In this thesis I investigate three approaches to reducing this cost. First, I follow the approach taken by previous work and develop a tool for automating a key bottleneck. In particular, I develop MAVERIC, an automatic solution to detecting broken mappings. An extensive empirical evaluation shows that MAVERIC outperforms previous work, alleviating the need for the system builder to continually and exhaustively monitor the system for broken sources.
However, a commonality across previous work is that integration tools often require human intervention to correct mistakes and build functioning systems. As a result there has been a persistent need for effort from system builders. Thus, in this thesis I investigate a conceptually new approach, mass collaboration, to the key integration task of schema matching. As far as I know, this is the first work to apply a Web 2.0-style collaborative approach to schema matching.
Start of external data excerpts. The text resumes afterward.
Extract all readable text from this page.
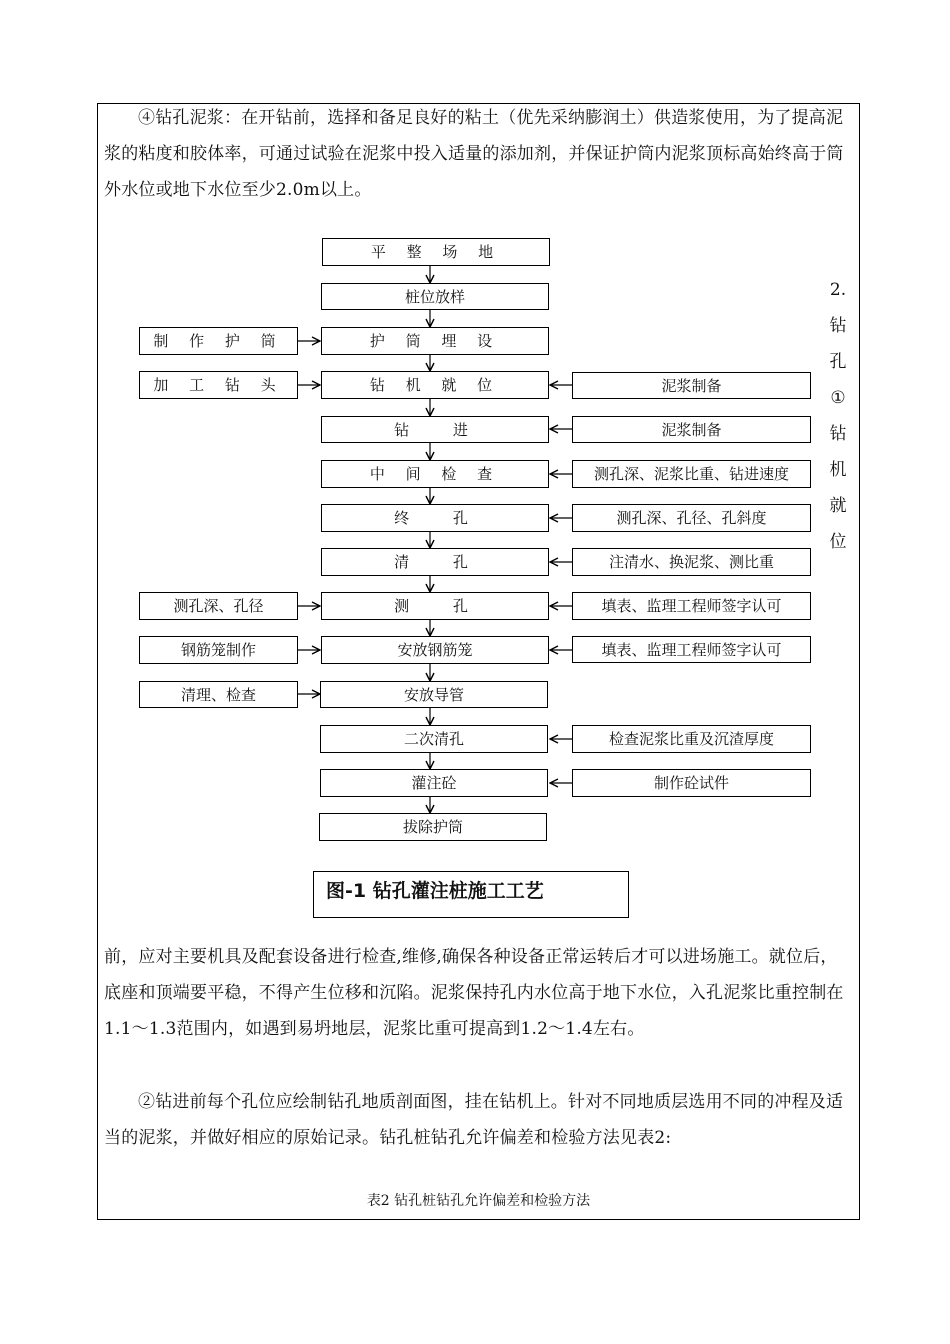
④钻孔泥浆：在开钻前，选择和备足良好的粘土（优先采纳膨润土）供造浆使用，为了提高泥浆的粘度和胶体率，可通过试验在泥浆中投入适量的添加剂，并保证护筒内泥浆顶标高始终高于筒外水位或地下水位至少2.0m以上。

2.
钻
孔
①
钻
机
就
位
平 整 场 地
桩位放样
护 筒 埋 设
钻 机 就 位
钻　 进
中 间 检 查
终　 孔
清　 孔
测　 孔
安放钢筋笼
安放导管
二次清孔
灌注砼
拔除护筒
制 作 护 筒
加 工 钻 头
测孔深、孔径
钢筋笼制作
清理、检查
泥浆制备
泥浆制备
测孔深、泥浆比重、钻进速度
测孔深、孔径、孔斜度
注清水、换泥浆、测比重
填表、监理工程师签字认可
填表、监理工程师签字认可
检查泥浆比重及沉渣厚度
制作砼试件
图-1 钻孔灌注桩施工工艺

前，应对主要机具及配套设备进行检查,维修,确保各种设备正常运转后才可以进场施工。就位后，底座和顶端要平稳，不得产生位移和沉陷。泥浆保持孔内水位高于地下水位，入孔泥浆比重控制在1.1～1.3范围内，如遇到易坍地层，泥浆比重可提高到1.2～1.4左右。

②钻进前每个孔位应绘制钻孔地质剖面图，挂在钻机上。针对不同地质层选用不同的冲程及适当的泥浆，并做好相应的原始记录。钻孔桩钻孔允许偏差和检验方法见表2:

表2 钻孔桩钻孔允许偏差和检验方法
Experiments show that by leveraging MOBS, my implementation of this idea, non-expert users can be used to improve the accuracy of matching tools, in turn significantly reducing builder workload.
While the previous two directions reduce integration costs by improving the performance of automatic tools (either by improvements to the tool itself, or by leveraging users to boost tool accuracy), the last direction explored in this thesis attacks data integration costs at their foundation -- rigidity. The current data integration system model imposes a very rigid structure on its components and the data that is passed between components. For example, wrappers are responsible for extracting precise structured data, allowing traditional structured query processing techniques to compute the query result. However, my third direction explores our ability to relax these assumptions, thereby allowing us to answer queries without suffering unnecessary costs required in the traditional model (e.g., building full-fledged wrappers). In this thesis I investigate this idea within the context of supporting one-time, on-the-fly queries over distributed Web data. I develop and evaluate SLIC, a system that allows a user to quickly pose SQL queries over multiple sources (after only some minimal preprocessing), obtain initial results, then iterate with the system to get increasingly better results. The fundamental idea is to learn only as much structure as necessary to answer a given query. Extensive experiments on real-world domains show that for many practical queries SLIC is significantly faster than current methods, thus providing a promising first step toward a principled solution for lazy, on-the-fly integration of Web data, and hopefully sparking interest in our potential to remove some of the fundamental costs inherent in the traditional integration system model.